One of the oldest tactics by wrongdoers and their allies is to ignore the actual allegations made against them and instead misrepresent the charges as ones they can truthfully deny. With grinding obviousness, that’s precisely what the “Trojan Horse” schools in Birmingham are doing now.
In a letter published in (where else) the Guardian, a group of the schools’ supporters announce the launch of the “Putting Birmingham Schoolkids First” campaign to “challenge the false and divisive allegation that [Trojan Horse] is a problem of systematic radicalisation, extremism or terrorism.”
The latter is a particularly brazen straw man. I think we can all agree that none of the schools ever taught their pupils how to make bombs and that no one in Birmingham became a terrorist as a result of a segregated biology lesson. But these were, of course, things which no one ever alleged for a second. Nor, in fact, did the Government reports which will result next month in the removal of the schools’ leadership accuse them of systematically promoting radicalisation or extremism.
The letter continues: “The central allegation, that there was an organised plot to radicalise schoolchildren in a handful of Birmingham schools, remains unproven.” Hold on – you said it was “false” only the previous sentence! And it wasn’t the “central allegation” either.
As we have documented, there is clear evidence of extremism at some of the Trojan Horse schools. According to on-the-record testimony, the man who is now (until next month, anyway) head of Park View, Mozz Hussain, described the US in assemblies as the “evil in the world” and the “cause of all famine.” The Arabic teacher at Oldknow, Asif Khan, led children in anti-Christian chanting. An al-Qaeda-sympathising preacher, Shady al-Suleiman, was invited to Park View on November 28 2013. (The school’s assistant head, Lee Donaghy, told MPs that they did not know of his extremist views, something which takes about thirty seconds to find on Google.)
But extremism is not the same as terrorism; and as we’ve also said, extremism was only one strand of what went on at Park View, Oldknow and the rest. The real central finding, in the words of Sir Michael Wilshaw, chief inspector of schools, was of an “organised campaign” targeting schools in Birmingham to impose a “narrow, faith-based ideology”, with the same people “highly influential across several of the schools”.
A “culture of fear and intimidation” had developed in several of the schools, with “headteachers, including those with a proud record of raising standards… marginalised or forced out of their jobs”. There had been a “breakdown in trust” between staff and governors, who had “sought to make changes to the curriculum on the basis of their own personal beliefs”, with girls and boys “not treated equally”, music in one school removed from the curriculum against pupils’ wishes, and the children’s experiences “restricted”, making them “vulnerable to segregation and emotional dislocation from wider society”.
No reference whatever is made to these charges in the “putting Birmingham schoolkids first” letter, presumably because they are rather harder to refute.
The campaign held a public meeting last week at which, by all accounts, a number of even sillier straw men were erected.

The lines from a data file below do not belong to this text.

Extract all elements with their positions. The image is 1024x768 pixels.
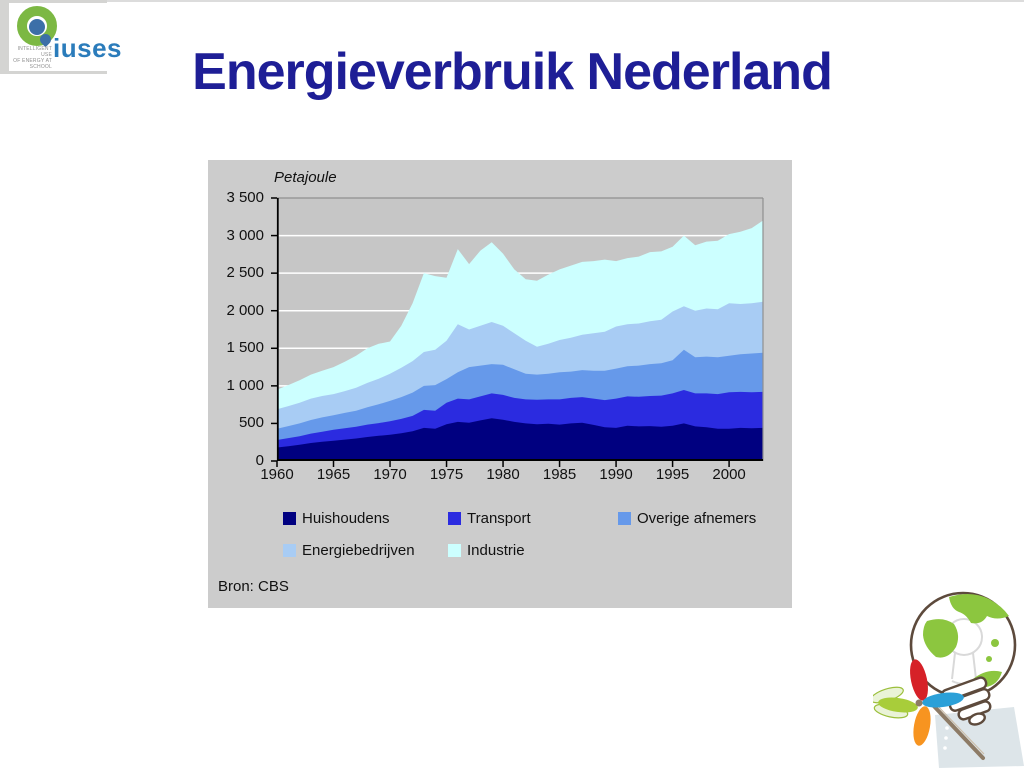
iuses-tagline-line2: OF ENERGY AT SCHOOL bbox=[13, 58, 52, 70]
y-axis-tick-label: 1 500 bbox=[226, 339, 264, 357]
slide-top-edge bbox=[0, 0, 1024, 2]
y-axis-tick-label: 3 000 bbox=[226, 226, 264, 244]
x-axis-tick-label: 1970 bbox=[373, 466, 407, 483]
y-axis-tick-label: 1 000 bbox=[226, 376, 264, 394]
legend-item: Overige afnemers bbox=[618, 510, 756, 527]
legend-swatch-icon bbox=[283, 544, 296, 557]
legend-swatch-icon bbox=[283, 512, 296, 525]
x-axis-tick-label: 1965 bbox=[316, 466, 351, 483]
energy-chart-panel: Petajoule 0 500 1 000 1 500 2 000 2 500 3 000 3… bbox=[208, 160, 792, 608]
legend-item: Energiebedrijven bbox=[283, 542, 448, 559]
chart-source: Bron: CBS bbox=[218, 578, 289, 595]
stacked-area-chart bbox=[271, 197, 764, 467]
chart-unit-label: Petajoule bbox=[274, 169, 337, 186]
x-axis-tick-label: 2000 bbox=[712, 466, 746, 483]
iuses-dot-icon bbox=[29, 19, 45, 35]
legend-label: Industrie bbox=[467, 542, 525, 559]
legend-label: Transport bbox=[467, 510, 531, 527]
x-axis-tick-label: 1985 bbox=[542, 466, 577, 483]
x-axis-tick-label: 1980 bbox=[486, 466, 520, 483]
chart-legend-row-2: Energiebedrijven Industrie bbox=[283, 542, 618, 559]
x-axis-tick-label: 1975 bbox=[429, 466, 464, 483]
pinwheel-icon bbox=[873, 659, 964, 746]
legend-swatch-icon bbox=[618, 512, 631, 525]
legend-item: Transport bbox=[448, 510, 618, 527]
y-axis-tick-label: 2 500 bbox=[226, 264, 264, 282]
legend-swatch-icon bbox=[448, 512, 461, 525]
paper-icon bbox=[935, 707, 1024, 768]
legend-item: Industrie bbox=[448, 542, 618, 559]
iuses-ring-icon bbox=[17, 6, 57, 46]
page-title: Energieverbruik Nederland bbox=[192, 43, 833, 101]
iuses-wordmark: iuses bbox=[53, 33, 122, 63]
iuses-tagline: INTELLIGENT USE OF ENERGY AT SCHOOL bbox=[10, 46, 52, 70]
bulb-globe-illustration bbox=[873, 591, 1024, 768]
y-axis-tick-label: 2 000 bbox=[226, 301, 264, 319]
x-axis-tick-label: 1990 bbox=[599, 466, 633, 483]
pinwheel-stick-icon bbox=[929, 700, 985, 760]
chart-legend-row-1: Huishoudens Transport Overige afnemers bbox=[283, 510, 756, 527]
legend-label: Overige afnemers bbox=[637, 510, 757, 527]
lightbulb-globe-icon bbox=[909, 591, 1017, 726]
y-axis-tick-label: 3 500 bbox=[226, 189, 264, 206]
iuses-logo: INTELLIGENT USE OF ENERGY AT SCHOOL iuse… bbox=[0, 0, 122, 74]
legend-label: Energiebedrijven bbox=[302, 542, 415, 559]
y-axis-tick-label: 0 bbox=[255, 452, 264, 469]
iuses-logo-card: INTELLIGENT USE OF ENERGY AT SCHOOL iuse… bbox=[9, 3, 122, 71]
legend-label: Huishoudens bbox=[302, 510, 390, 527]
x-axis-tick-label: 1995 bbox=[655, 466, 690, 483]
legend-item: Huishoudens bbox=[283, 510, 448, 527]
legend-swatch-icon bbox=[448, 544, 461, 557]
iuses-tagline-line1: INTELLIGENT USE bbox=[17, 46, 52, 58]
y-axis-tick-label: 500 bbox=[238, 414, 264, 432]
x-axis-tick-label: 1960 bbox=[260, 466, 294, 483]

Sir Tim Brighouse, the former Birmingham education chief on whose watch the problems started, sent a video message saying that “we are in the middle of a fever that equates being a Muslim with extremism.” Who outside the ranks of the far right has said this?

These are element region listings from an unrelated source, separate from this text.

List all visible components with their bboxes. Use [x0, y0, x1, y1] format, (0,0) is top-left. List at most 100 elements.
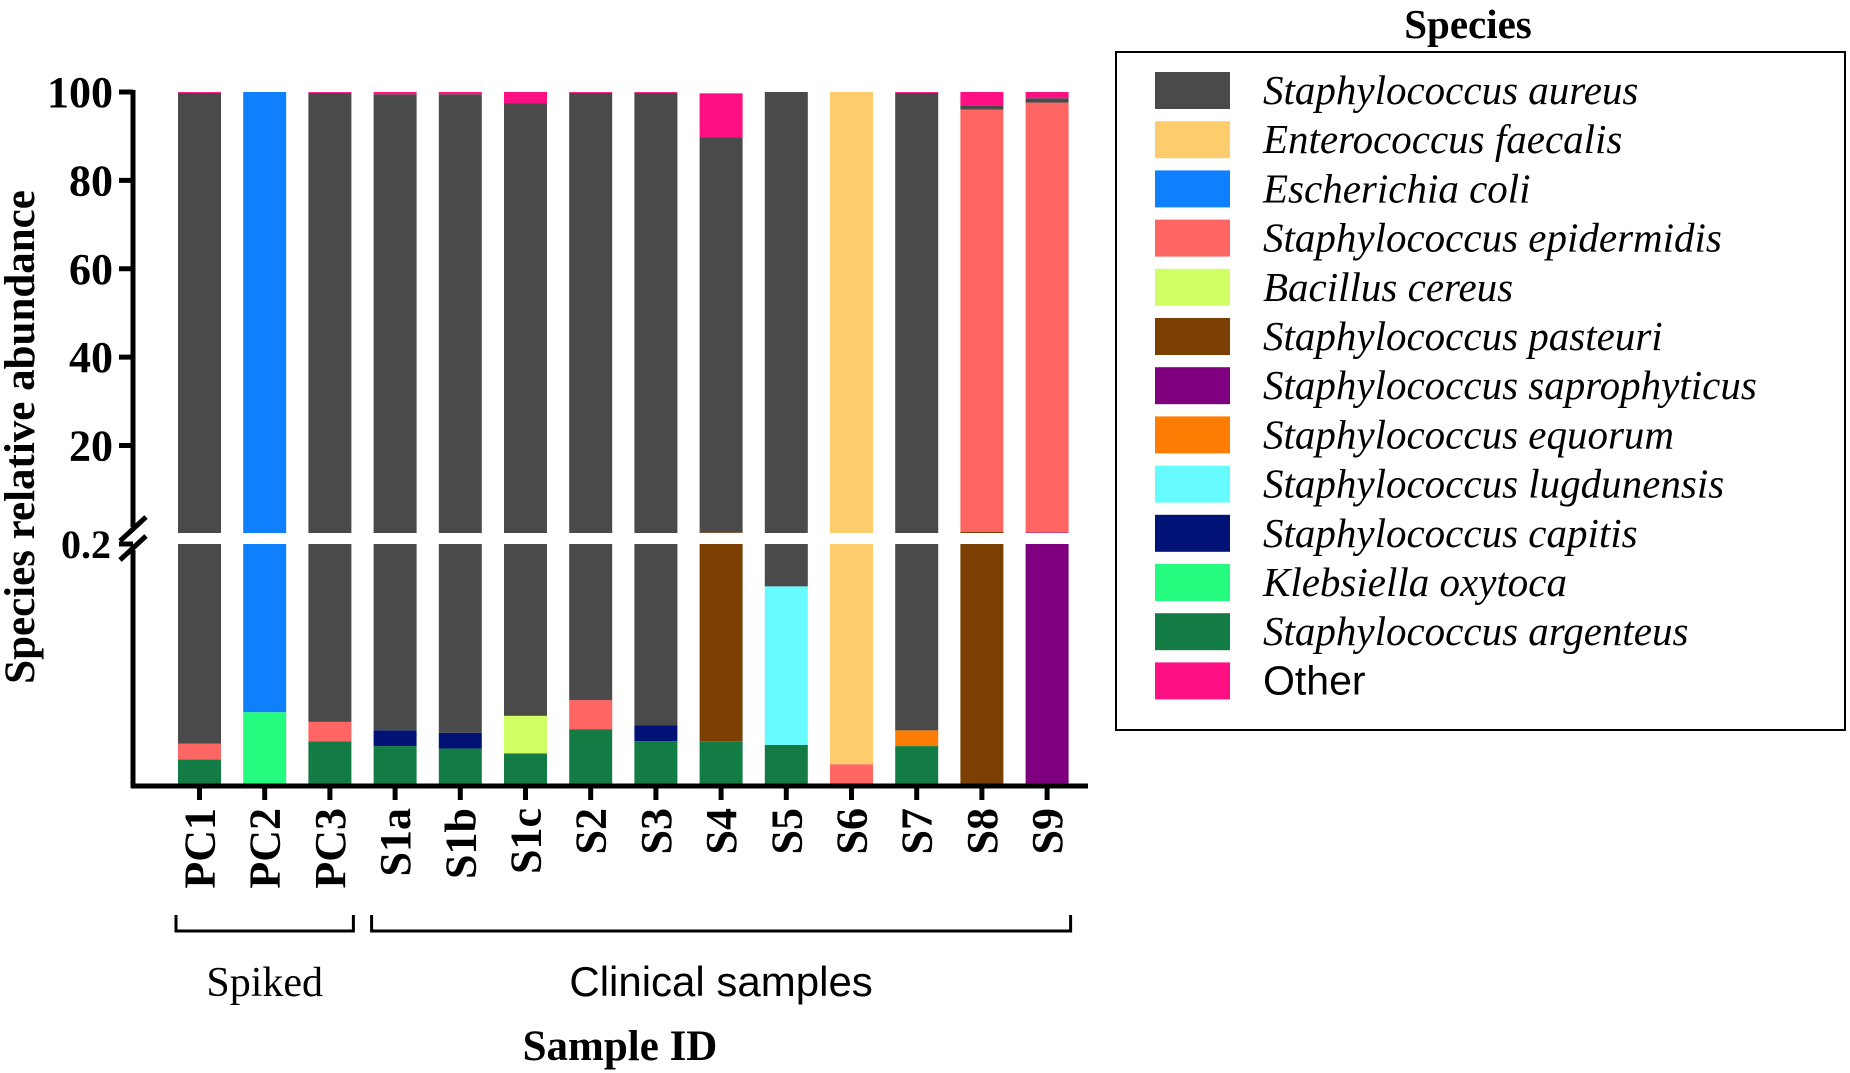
bar-segment-pc3-staphylococcus-epidermidis	[308, 721, 352, 742]
bar-segment-s9-staphylococcus-aureus	[1025, 98, 1069, 103]
legend-swatch-klebsiella-oxytoca	[1155, 564, 1230, 601]
legend-swatch-bacillus-cereus	[1155, 268, 1230, 306]
x-tick-label-pc2: PC2	[241, 808, 290, 889]
x-tick-label-s2: S2	[567, 808, 616, 854]
axis-break-mark-1	[118, 515, 148, 543]
bar-segment-pc3-staphylococcus-argenteus	[308, 741, 352, 786]
bar-segment-s1a-staphylococcus-capitis	[373, 730, 417, 747]
bar-segment-pc3-other	[308, 92, 352, 93]
x-tick-label-s9: S9	[1023, 808, 1072, 854]
y-tick-label-40: 40	[69, 333, 113, 382]
legend-label-staphylococcus-argenteus: Staphylococcus argenteus	[1263, 608, 1688, 654]
axes-layer: 100 80 60 40 20 0.2	[47, 68, 1088, 789]
legend-swatch-staphylococcus-equorum	[1155, 416, 1230, 454]
legend-label-staphylococcus-equorum: Staphylococcus equorum	[1263, 411, 1674, 457]
bar-segment-s2-staphylococcus-aureus	[569, 92, 613, 701]
x-tick-label-s5: S5	[762, 808, 811, 854]
bar-segment-s3-staphylococcus-capitis	[634, 725, 678, 742]
bar-segment-s1a-other	[373, 92, 417, 95]
bar-segment-s1c-staphylococcus-argenteus	[504, 753, 547, 786]
x-tick-label-pc1: PC1	[176, 808, 225, 889]
bar-segment-s9-staphylococcus-epidermidis	[1025, 102, 1069, 533]
bar-segment-s5-staphylococcus-lugdunensis	[764, 586, 808, 745]
bar-segment-s1c-other	[504, 92, 547, 104]
bar-segment-s7-staphylococcus-equorum	[895, 730, 939, 747]
bar-segment-s1c-staphylococcus-aureus	[504, 103, 547, 716]
bar-segment-s5-staphylococcus-aureus	[764, 92, 808, 587]
x-tick-label-s1c: S1c	[502, 808, 551, 874]
bar-segment-s1a-staphylococcus-argenteus	[373, 746, 417, 786]
group-bracket-clinical-samples	[370, 915, 1073, 933]
legend-swatch-staphylococcus-lugdunensis	[1155, 465, 1230, 503]
legend-label-klebsiella-oxytoca: Klebsiella oxytoca	[1262, 559, 1567, 605]
y-tick-label-80: 80	[69, 156, 113, 205]
bar-segment-pc1-staphylococcus-epidermidis	[178, 743, 221, 760]
y-tick-label-20: 20	[69, 422, 113, 471]
legend-swatch-escherichia-coli	[1155, 170, 1230, 208]
group-bracket-spiked	[174, 915, 355, 933]
legend-label-staphylococcus-lugdunensis: Staphylococcus lugdunensis	[1263, 461, 1724, 507]
legend-swatch-staphylococcus-saprophyticus	[1155, 367, 1230, 405]
legend-label-staphylococcus-saprophyticus: Staphylococcus saprophyticus	[1263, 362, 1757, 408]
x-tick-label-s4: S4	[697, 808, 746, 854]
bar-segment-s4-other	[699, 93, 743, 138]
legend-label-staphylococcus-capitis: Staphylococcus capitis	[1263, 510, 1638, 556]
legend-swatch-other	[1155, 662, 1230, 700]
x-tick-label-s8: S8	[958, 808, 1007, 854]
legend-swatch-enterococcus-faecalis	[1155, 121, 1230, 159]
bar-segment-s5-staphylococcus-argenteus	[764, 744, 808, 786]
bar-segment-s1b-other	[438, 92, 482, 95]
bar-segment-s4-staphylococcus-aureus	[699, 137, 743, 533]
y-axis-title: Species relative abundance	[0, 190, 44, 684]
bar-segment-s1b-staphylococcus-aureus	[438, 94, 482, 733]
legend-label-bacillus-cereus: Bacillus cereus	[1263, 264, 1513, 310]
legend-swatch-staphylococcus-pasteuri	[1155, 318, 1230, 355]
bar-segment-pc1-staphylococcus-aureus	[178, 92, 221, 744]
bar-segment-pc1-staphylococcus-argenteus	[178, 759, 221, 786]
bar-segment-s7-staphylococcus-argenteus	[895, 746, 939, 786]
legend-label-staphylococcus-pasteuri: Staphylococcus pasteuri	[1263, 313, 1663, 359]
bar-segment-s8-staphylococcus-aureus	[960, 105, 1004, 110]
group-label-clinical-samples: Clinical samples	[569, 958, 872, 1005]
x-tick-label-s1a: S1a	[371, 808, 420, 876]
bar-segment-s1a-staphylococcus-aureus	[373, 94, 417, 731]
bar-segment-s6-enterococcus-faecalis	[830, 92, 873, 765]
x-tick-label-s1b: S1b	[436, 808, 485, 879]
legend-swatch-staphylococcus-argenteus	[1155, 613, 1230, 651]
bar-segment-s8-staphylococcus-pasteuri	[960, 531, 1004, 786]
bars-layer	[136, 92, 1091, 786]
bar-segment-s2-staphylococcus-epidermidis	[569, 700, 613, 730]
bar-segment-pc3-staphylococcus-aureus	[308, 92, 352, 722]
y-tick-label-break: 0.2	[61, 522, 111, 567]
x-tick-label-pc3: PC3	[306, 808, 355, 889]
bar-segment-s1c-bacillus-cereus	[504, 715, 547, 754]
bar-segment-s7-other	[895, 92, 939, 93]
x-tick-label-s3: S3	[632, 808, 681, 854]
bar-segment-pc2-klebsiella-oxytoca	[243, 712, 287, 786]
axis-break-gap	[136, 533, 1091, 544]
x-tick-labels: PC1 PC2 PC3 S1a S1b S1c S2 S3 S4 S5 S6 S7 S8 S9	[176, 786, 1072, 889]
x-axis-title: Sample ID	[523, 1023, 718, 1070]
y-tick-label-60: 60	[69, 245, 113, 294]
bar-segment-s7-staphylococcus-aureus	[895, 92, 939, 731]
group-brackets: Spiked Clinical samples	[174, 915, 1073, 1006]
bar-segment-s1b-staphylococcus-capitis	[438, 732, 482, 749]
legend-swatch-staphylococcus-aureus	[1155, 72, 1230, 109]
legend-swatch-staphylococcus-capitis	[1155, 514, 1230, 552]
legend-box	[1115, 51, 1846, 731]
bar-segment-s9-staphylococcus-saprophyticus	[1025, 532, 1069, 786]
group-label-spiked: Spiked	[206, 960, 323, 1006]
x-tick-label-s6: S6	[828, 808, 877, 854]
legend-label-other: Other	[1263, 657, 1366, 703]
legend-label-enterococcus-faecalis: Enterococcus faecalis	[1262, 116, 1622, 162]
bar-segment-s2-other	[569, 92, 613, 93]
y-tick-label-100: 100	[47, 68, 113, 117]
legend-label-staphylococcus-epidermidis: Staphylococcus epidermidis	[1263, 215, 1722, 261]
bar-segment-s8-other	[960, 92, 1004, 106]
x-tick-label-s7: S7	[893, 808, 942, 854]
bar-segment-s4-staphylococcus-argenteus	[699, 741, 743, 786]
bar-segment-pc2-escherichia-coli	[243, 92, 287, 713]
bar-segment-s3-other	[634, 92, 678, 93]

There were also the routine charges of “Islamophobia,” an “anti-Muslim agenda” and the “victimisation of the Muslim community.” This last was made by a councillor called Jess Phillips who fights for the rights of women – except, it seems, the right of women not to be made to “sit at the back of the class or round the sides” at these schools.
A number of other Birmingham councillors were at the meeting and the straw man tactic has also been much favoured by Birmingham council. Its initial response to the Trojan Horse letter was to refer it to the police anti-terrorist squad, even though it contained no allegation of terrorism – again presumably so it could be dismissed. Watch out for a similar tactic in the report of the council’s Kershaw inquiry into the affair.
“Communities across Birmingham now believe that their children’s educational potential and wellbeing is being threatened by politicians, who wish to be seen as ‘tough’ on Muslims,” says Hands off Birmingham Schools. How, I wonder, do the signatories know what “communities across Birmingham” now believe? Have they asked them – or has the assumption been made, as it was by the schools, that Muslim parents, unlike any other sorts of parents, “must” want a narrowly conservative, religious education for their children?
The more anyone has to play these kinds of games, the clearer it becomes that their cause is in deep trouble.
PS: Perhaps the most nauseating part of the meeting last week was when even a five-year-old boy called Ben was lifted up to the rostrum to read out yet another straw-man argument (see video above). “Some people come from different countries to this country, and that’s OK,” he said. “And whatever they want to eat, and whatever they want to wear, and whether they want to play or not, that’s OK as well. But it’s not OK for mean governments to stop them from doing all that stuff.” It went down a storm with the crowd – but nobody’s ever suggested stopping people from wearing or eating anything, or forcing them to play. More importantly, it risked looking like a textbook example of the kind of child manipulation that this whole saga has been about. How many 5-year-olds do you know that spontaneously talk about “mean governments?”